Problem 1. 6.8 from Cabral: Sal’s satellite company broadcasts

TV to subscribers in LA and NY. Demand functions are

QNY=50-(1/3)PNY

QLA=80-(2/3)PLA

where Q is in thousands of subscriptions per year and P is the

subscription price per year.

The cost of providing Q units of service is given by

TC=1000+30Q,

where Q= QNY + QLA.

a) What are the profit-maximizing prices and quantities for the NY and LA markets?

b) As a consequence of a new satellite that the Pentagon developed, subscribers in LA are now able to get the NY broadcast and vice versa so Sal can charge only a single price. What is the profit-maximizing single price that he should charge?

c) In which situation is Sal better off? In terms of consumers’ surplus which situation do people in LA prefer and which do people in NY prefer? Why?

Problem 2. 6.10 from Cabral: SpokenWord: Your software company has just completed the first version of Spoken Word, a voice activated word processor.

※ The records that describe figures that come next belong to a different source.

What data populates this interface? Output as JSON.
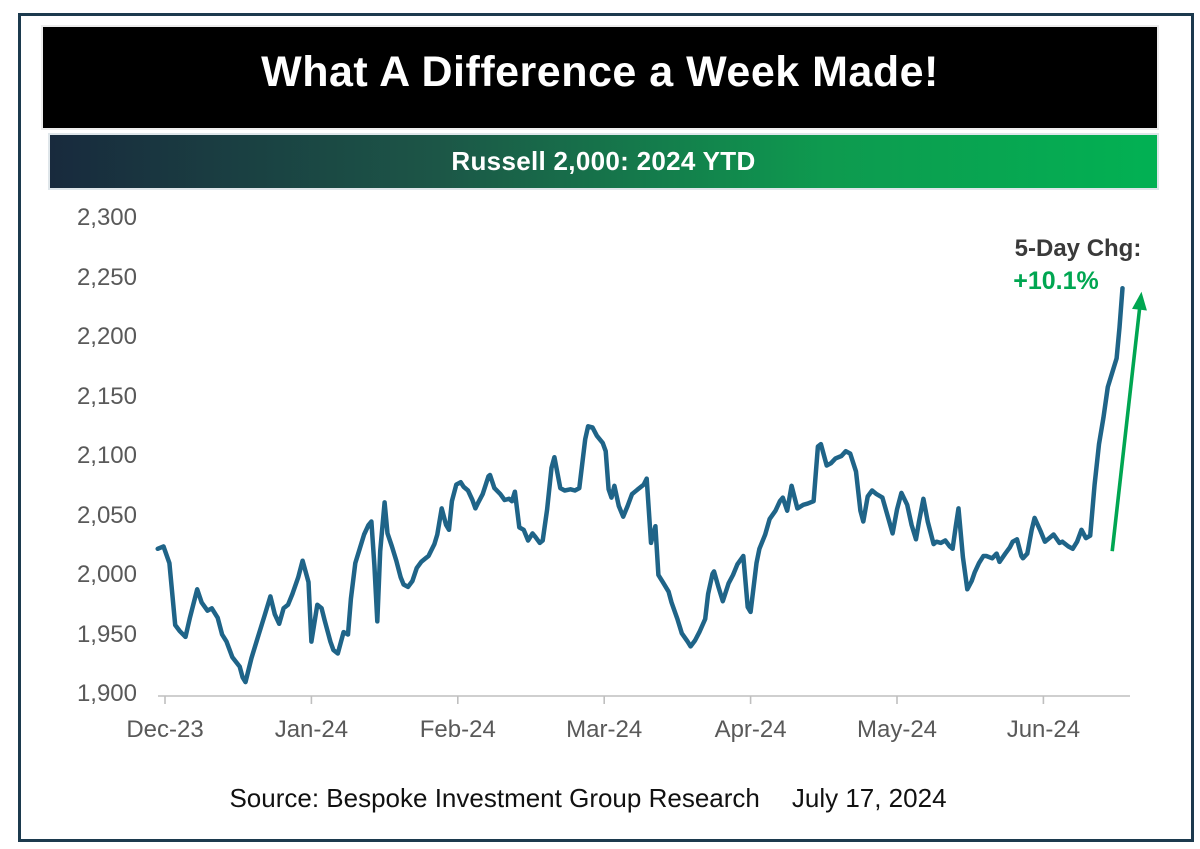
{
  "header": {
    "title": "What A Difference a Week Made!",
    "subtitle": "Russell 2,000: 2024 YTD",
    "title_bg": "#000000",
    "title_color": "#ffffff",
    "subtitle_text_color": "#ffffff",
    "subtitle_gradient": [
      "#182A3D",
      "#1C5647",
      "#0E9A4F",
      "#02B153"
    ]
  },
  "footer": {
    "source": "Source: Bespoke Investment Group Research",
    "date": "July 17, 2024"
  },
  "chart_data": {
    "type": "line",
    "title": "Russell 2,000: 2024 YTD",
    "x_unit": "months after Dec-2023 tick (0 = Dec-23, 6 = Jun-24)",
    "x_ticks": [
      "Dec-23",
      "Jan-24",
      "Feb-24",
      "Mar-24",
      "Apr-24",
      "May-24",
      "Jun-24"
    ],
    "y_ticks": [
      2300,
      2250,
      2200,
      2150,
      2100,
      2050,
      2000,
      1950,
      1900
    ],
    "y_tick_labels": [
      "2,300",
      "2,250",
      "2,200",
      "2,150",
      "2,100",
      "2,050",
      "2,000",
      "1,950",
      "1,900"
    ],
    "ylim": [
      1900,
      2300
    ],
    "grid": false,
    "legend": "none",
    "axis_color": "#BFBFBF",
    "label_color": "#595959",
    "annotation": {
      "label": "5-Day Chg:",
      "value": "+10.1%",
      "label_color": "#3a3a3a",
      "color": "#00A651",
      "arrow": {
        "from": [
          6.47,
          2020
        ],
        "to": [
          6.67,
          2238
        ]
      }
    },
    "series": [
      {
        "name": "Russell 2000 index, 2024 YTD",
        "color": "#1F6488",
        "points": [
          [
            -0.05,
            2022
          ],
          [
            -0.01,
            2024
          ],
          [
            0.03,
            2010
          ],
          [
            0.07,
            1958
          ],
          [
            0.1,
            1953
          ],
          [
            0.14,
            1948
          ],
          [
            0.17,
            1964
          ],
          [
            0.22,
            1988
          ],
          [
            0.25,
            1977
          ],
          [
            0.29,
            1970
          ],
          [
            0.32,
            1972
          ],
          [
            0.36,
            1964
          ],
          [
            0.39,
            1950
          ],
          [
            0.42,
            1944
          ],
          [
            0.46,
            1931
          ],
          [
            0.51,
            1923
          ],
          [
            0.53,
            1914
          ],
          [
            0.55,
            1910
          ],
          [
            0.59,
            1930
          ],
          [
            0.64,
            1950
          ],
          [
            0.68,
            1966
          ],
          [
            0.72,
            1982
          ],
          [
            0.75,
            1967
          ],
          [
            0.78,
            1959
          ],
          [
            0.81,
            1972
          ],
          [
            0.84,
            1975
          ],
          [
            0.87,
            1984
          ],
          [
            0.91,
            1998
          ],
          [
            0.94,
            2012
          ],
          [
            0.98,
            1994
          ],
          [
            1,
            1944
          ],
          [
            1.04,
            1975
          ],
          [
            1.07,
            1972
          ],
          [
            1.09,
            1962
          ],
          [
            1.13,
            1944
          ],
          [
            1.15,
            1937
          ],
          [
            1.18,
            1934
          ],
          [
            1.22,
            1952
          ],
          [
            1.25,
            1950
          ],
          [
            1.27,
            1980
          ],
          [
            1.3,
            2010
          ],
          [
            1.33,
            2022
          ],
          [
            1.36,
            2034
          ],
          [
            1.39,
            2042
          ],
          [
            1.41,
            2045
          ],
          [
            1.43,
            2008
          ],
          [
            1.45,
            1961
          ],
          [
            1.47,
            2020
          ],
          [
            1.5,
            2061
          ],
          [
            1.52,
            2035
          ],
          [
            1.55,
            2024
          ],
          [
            1.58,
            2012
          ],
          [
            1.61,
            1998
          ],
          [
            1.63,
            1992
          ],
          [
            1.66,
            1990
          ],
          [
            1.69,
            1995
          ],
          [
            1.72,
            2006
          ],
          [
            1.75,
            2011
          ],
          [
            1.78,
            2014
          ],
          [
            1.8,
            2016
          ],
          [
            1.84,
            2026
          ],
          [
            1.86,
            2034
          ],
          [
            1.89,
            2056
          ],
          [
            1.92,
            2042
          ],
          [
            1.94,
            2038
          ],
          [
            1.96,
            2062
          ],
          [
            1.99,
            2076
          ],
          [
            2.02,
            2078
          ],
          [
            2.04,
            2074
          ],
          [
            2.07,
            2071
          ],
          [
            2.1,
            2063
          ],
          [
            2.12,
            2056
          ],
          [
            2.14,
            2061
          ],
          [
            2.17,
            2068
          ],
          [
            2.21,
            2083
          ],
          [
            2.22,
            2084
          ],
          [
            2.25,
            2073
          ],
          [
            2.29,
            2068
          ],
          [
            2.32,
            2063
          ],
          [
            2.35,
            2064
          ],
          [
            2.37,
            2062
          ],
          [
            2.39,
            2070
          ],
          [
            2.42,
            2040
          ],
          [
            2.45,
            2038
          ],
          [
            2.48,
            2029
          ],
          [
            2.51,
            2035
          ],
          [
            2.53,
            2032
          ],
          [
            2.56,
            2027
          ],
          [
            2.58,
            2029
          ],
          [
            2.61,
            2055
          ],
          [
            2.64,
            2090
          ],
          [
            2.66,
            2099
          ],
          [
            2.7,
            2073
          ],
          [
            2.73,
            2071
          ],
          [
            2.77,
            2072
          ],
          [
            2.8,
            2071
          ],
          [
            2.83,
            2073
          ],
          [
            2.87,
            2114
          ],
          [
            2.89,
            2125
          ],
          [
            2.92,
            2124
          ],
          [
            2.95,
            2117
          ],
          [
            2.99,
            2111
          ],
          [
            3.01,
            2104
          ],
          [
            3.03,
            2072
          ],
          [
            3.05,
            2065
          ],
          [
            3.07,
            2075
          ],
          [
            3.1,
            2058
          ],
          [
            3.13,
            2049
          ],
          [
            3.16,
            2058
          ],
          [
            3.19,
            2068
          ],
          [
            3.23,
            2072
          ],
          [
            3.27,
            2076
          ],
          [
            3.29,
            2081
          ],
          [
            3.32,
            2027
          ],
          [
            3.35,
            2041
          ],
          [
            3.37,
            2000
          ],
          [
            3.4,
            1994
          ],
          [
            3.44,
            1986
          ],
          [
            3.46,
            1977
          ],
          [
            3.5,
            1963
          ],
          [
            3.53,
            1951
          ],
          [
            3.57,
            1944
          ],
          [
            3.59,
            1940
          ],
          [
            3.62,
            1945
          ],
          [
            3.65,
            1952
          ],
          [
            3.69,
            1963
          ],
          [
            3.71,
            1984
          ],
          [
            3.74,
            2001
          ],
          [
            3.75,
            2003
          ],
          [
            3.78,
            1990
          ],
          [
            3.81,
            1978
          ],
          [
            3.85,
            1993
          ],
          [
            3.88,
            2000
          ],
          [
            3.91,
            2009
          ],
          [
            3.95,
            2016
          ],
          [
            3.98,
            1973
          ],
          [
            4,
            1969
          ],
          [
            4.04,
            2010
          ],
          [
            4.06,
            2022
          ],
          [
            4.1,
            2034
          ],
          [
            4.13,
            2047
          ],
          [
            4.17,
            2054
          ],
          [
            4.2,
            2062
          ],
          [
            4.22,
            2065
          ],
          [
            4.25,
            2054
          ],
          [
            4.28,
            2075
          ],
          [
            4.32,
            2056
          ],
          [
            4.36,
            2059
          ],
          [
            4.39,
            2060
          ],
          [
            4.43,
            2062
          ],
          [
            4.46,
            2108
          ],
          [
            4.48,
            2110
          ],
          [
            4.52,
            2092
          ],
          [
            4.55,
            2094
          ],
          [
            4.58,
            2098
          ],
          [
            4.62,
            2100
          ],
          [
            4.65,
            2104
          ],
          [
            4.68,
            2102
          ],
          [
            4.72,
            2087
          ],
          [
            4.75,
            2054
          ],
          [
            4.77,
            2045
          ],
          [
            4.8,
            2066
          ],
          [
            4.83,
            2071
          ],
          [
            4.86,
            2068
          ],
          [
            4.9,
            2065
          ],
          [
            4.94,
            2048
          ],
          [
            4.97,
            2035
          ],
          [
            5,
            2055
          ],
          [
            5.03,
            2069
          ],
          [
            5.07,
            2059
          ],
          [
            5.1,
            2042
          ],
          [
            5.13,
            2030
          ],
          [
            5.15,
            2045
          ],
          [
            5.18,
            2064
          ],
          [
            5.21,
            2045
          ],
          [
            5.25,
            2026
          ],
          [
            5.27,
            2028
          ],
          [
            5.3,
            2027
          ],
          [
            5.33,
            2029
          ],
          [
            5.36,
            2024
          ],
          [
            5.38,
            2022
          ],
          [
            5.4,
            2040
          ],
          [
            5.42,
            2056
          ],
          [
            5.45,
            2015
          ],
          [
            5.48,
            1988
          ],
          [
            5.51,
            1995
          ],
          [
            5.53,
            2002
          ],
          [
            5.56,
            2010
          ],
          [
            5.59,
            2016
          ],
          [
            5.61,
            2016
          ],
          [
            5.65,
            2014
          ],
          [
            5.68,
            2018
          ],
          [
            5.7,
            2011
          ],
          [
            5.74,
            2018
          ],
          [
            5.77,
            2023
          ],
          [
            5.79,
            2028
          ],
          [
            5.82,
            2030
          ],
          [
            5.85,
            2016
          ],
          [
            5.86,
            2014
          ],
          [
            5.89,
            2018
          ],
          [
            5.92,
            2038
          ],
          [
            5.94,
            2048
          ],
          [
            5.98,
            2037
          ],
          [
            6.01,
            2028
          ],
          [
            6.04,
            2031
          ],
          [
            6.07,
            2034
          ],
          [
            6.11,
            2027
          ],
          [
            6.13,
            2028
          ],
          [
            6.17,
            2024
          ],
          [
            6.2,
            2022
          ],
          [
            6.23,
            2028
          ],
          [
            6.26,
            2038
          ],
          [
            6.29,
            2031
          ],
          [
            6.32,
            2033
          ],
          [
            6.35,
            2076
          ],
          [
            6.38,
            2110
          ],
          [
            6.41,
            2132
          ],
          [
            6.44,
            2158
          ],
          [
            6.47,
            2170
          ],
          [
            6.5,
            2182
          ],
          [
            6.52,
            2208
          ],
          [
            6.54,
            2241
          ]
        ]
      }
    ]
  }
}
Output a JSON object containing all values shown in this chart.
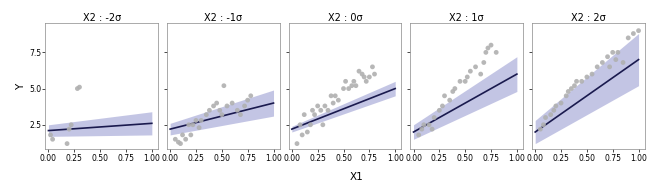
{
  "panels": [
    {
      "title": "X2 : -2σ",
      "slope": 0.5,
      "intercept": 2.1,
      "ci_low_slope": 0.1,
      "ci_low_intercept": 1.7,
      "ci_high_slope": 0.9,
      "ci_high_intercept": 2.5,
      "points": [
        [
          0.02,
          1.8
        ],
        [
          0.04,
          1.5
        ],
        [
          0.18,
          1.2
        ],
        [
          0.2,
          2.2
        ],
        [
          0.22,
          2.5
        ],
        [
          0.28,
          5.0
        ],
        [
          0.3,
          5.1
        ]
      ]
    },
    {
      "title": "X2 : -1σ",
      "slope": 1.8,
      "intercept": 2.2,
      "ci_low_slope": 1.3,
      "ci_low_intercept": 1.8,
      "ci_high_slope": 2.3,
      "ci_high_intercept": 2.6,
      "points": [
        [
          0.05,
          1.5
        ],
        [
          0.08,
          1.3
        ],
        [
          0.1,
          1.2
        ],
        [
          0.12,
          1.8
        ],
        [
          0.15,
          1.5
        ],
        [
          0.18,
          2.5
        ],
        [
          0.2,
          1.8
        ],
        [
          0.22,
          2.5
        ],
        [
          0.25,
          2.8
        ],
        [
          0.28,
          2.3
        ],
        [
          0.3,
          2.8
        ],
        [
          0.35,
          3.2
        ],
        [
          0.38,
          3.5
        ],
        [
          0.42,
          3.8
        ],
        [
          0.45,
          4.0
        ],
        [
          0.48,
          3.5
        ],
        [
          0.5,
          3.2
        ],
        [
          0.52,
          5.2
        ],
        [
          0.55,
          3.8
        ],
        [
          0.6,
          4.0
        ],
        [
          0.65,
          3.5
        ],
        [
          0.68,
          3.2
        ],
        [
          0.72,
          3.8
        ],
        [
          0.75,
          4.2
        ],
        [
          0.78,
          4.5
        ]
      ]
    },
    {
      "title": "X2 : 0σ",
      "slope": 2.8,
      "intercept": 2.2,
      "ci_low_slope": 2.5,
      "ci_low_intercept": 2.0,
      "ci_high_slope": 3.1,
      "ci_high_intercept": 2.4,
      "points": [
        [
          0.05,
          1.2
        ],
        [
          0.08,
          2.5
        ],
        [
          0.1,
          1.8
        ],
        [
          0.12,
          3.2
        ],
        [
          0.15,
          2.0
        ],
        [
          0.18,
          2.5
        ],
        [
          0.2,
          3.5
        ],
        [
          0.22,
          3.2
        ],
        [
          0.25,
          3.8
        ],
        [
          0.28,
          3.5
        ],
        [
          0.3,
          2.5
        ],
        [
          0.32,
          3.8
        ],
        [
          0.35,
          3.5
        ],
        [
          0.38,
          4.5
        ],
        [
          0.4,
          4.0
        ],
        [
          0.42,
          4.5
        ],
        [
          0.45,
          4.2
        ],
        [
          0.5,
          5.0
        ],
        [
          0.52,
          5.5
        ],
        [
          0.55,
          5.0
        ],
        [
          0.58,
          5.2
        ],
        [
          0.6,
          5.5
        ],
        [
          0.62,
          5.2
        ],
        [
          0.65,
          6.2
        ],
        [
          0.68,
          6.0
        ],
        [
          0.7,
          5.8
        ],
        [
          0.72,
          5.5
        ],
        [
          0.75,
          5.8
        ],
        [
          0.78,
          6.5
        ],
        [
          0.8,
          6.0
        ]
      ]
    },
    {
      "title": "X2 : 1σ",
      "slope": 4.0,
      "intercept": 2.0,
      "ci_low_slope": 3.3,
      "ci_low_intercept": 1.5,
      "ci_high_slope": 4.7,
      "ci_high_intercept": 2.5,
      "points": [
        [
          0.05,
          1.8
        ],
        [
          0.08,
          2.2
        ],
        [
          0.1,
          2.5
        ],
        [
          0.15,
          2.5
        ],
        [
          0.18,
          2.2
        ],
        [
          0.2,
          3.0
        ],
        [
          0.25,
          3.5
        ],
        [
          0.28,
          3.8
        ],
        [
          0.3,
          4.5
        ],
        [
          0.35,
          4.2
        ],
        [
          0.38,
          4.8
        ],
        [
          0.4,
          5.0
        ],
        [
          0.45,
          5.5
        ],
        [
          0.5,
          5.5
        ],
        [
          0.52,
          5.8
        ],
        [
          0.55,
          6.2
        ],
        [
          0.6,
          6.5
        ],
        [
          0.65,
          6.0
        ],
        [
          0.68,
          6.8
        ],
        [
          0.7,
          7.5
        ],
        [
          0.72,
          7.8
        ],
        [
          0.75,
          8.0
        ],
        [
          0.8,
          7.5
        ]
      ]
    },
    {
      "title": "X2 : 2σ",
      "slope": 5.0,
      "intercept": 2.0,
      "ci_low_slope": 4.0,
      "ci_low_intercept": 1.2,
      "ci_high_slope": 6.0,
      "ci_high_intercept": 2.8,
      "points": [
        [
          0.05,
          2.2
        ],
        [
          0.08,
          2.5
        ],
        [
          0.1,
          3.0
        ],
        [
          0.15,
          3.2
        ],
        [
          0.18,
          3.5
        ],
        [
          0.2,
          3.8
        ],
        [
          0.25,
          4.0
        ],
        [
          0.3,
          4.5
        ],
        [
          0.32,
          4.8
        ],
        [
          0.35,
          5.0
        ],
        [
          0.38,
          5.2
        ],
        [
          0.4,
          5.5
        ],
        [
          0.45,
          5.5
        ],
        [
          0.5,
          5.8
        ],
        [
          0.55,
          6.0
        ],
        [
          0.6,
          6.5
        ],
        [
          0.65,
          6.8
        ],
        [
          0.7,
          7.2
        ],
        [
          0.72,
          6.5
        ],
        [
          0.75,
          7.5
        ],
        [
          0.78,
          7.0
        ],
        [
          0.8,
          7.5
        ],
        [
          0.85,
          6.8
        ],
        [
          0.9,
          8.5
        ],
        [
          0.95,
          8.8
        ],
        [
          1.0,
          9.0
        ]
      ]
    }
  ],
  "line_color": "#1a1a4e",
  "ci_color": "#7b7fc4",
  "ci_alpha": 0.45,
  "point_color": "#b0b0b0",
  "point_size": 12,
  "xlabel": "X1",
  "ylabel": "Y",
  "xlim": [
    -0.03,
    1.06
  ],
  "ylim": [
    0.8,
    9.5
  ],
  "xticks": [
    0.0,
    0.25,
    0.5,
    0.75,
    1.0
  ],
  "yticks": [
    2.5,
    5.0,
    7.5
  ],
  "bg_color": "#ffffff",
  "panel_bg": "#ffffff",
  "title_fontsize": 7,
  "tick_fontsize": 5.5,
  "label_fontsize": 7.5
}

As marketing manager, you have to decide on the pricing of the new software.

You commissioned a study to determine the potential demand for SpokenWord. From this study, you know that there are essentially two market segments of equal size, professionals and students (one million each).

Professionals would be willing to pay up to $400 and students up to $100 for the full version of the software. A substantially scaled-down version of the software would be worth $50 to students and worthless to professionals.

It is equally costly to sell any version. In fact, other than the initial development costs, production costs are zero. Although you know there are two market segments, you cannot directly identify a consumer as belonging to a specific market segment.

(a) What are the optimal prices for each version of the software?

Suppose that, instead of the scaled-down version, the firm sells an intermediate version that is valued at $200 by professionals and $75 by students.

(b) What are the optimal prices for each version of the software? Is the firm better off by selling the intermediate version instead of the scaled-down version?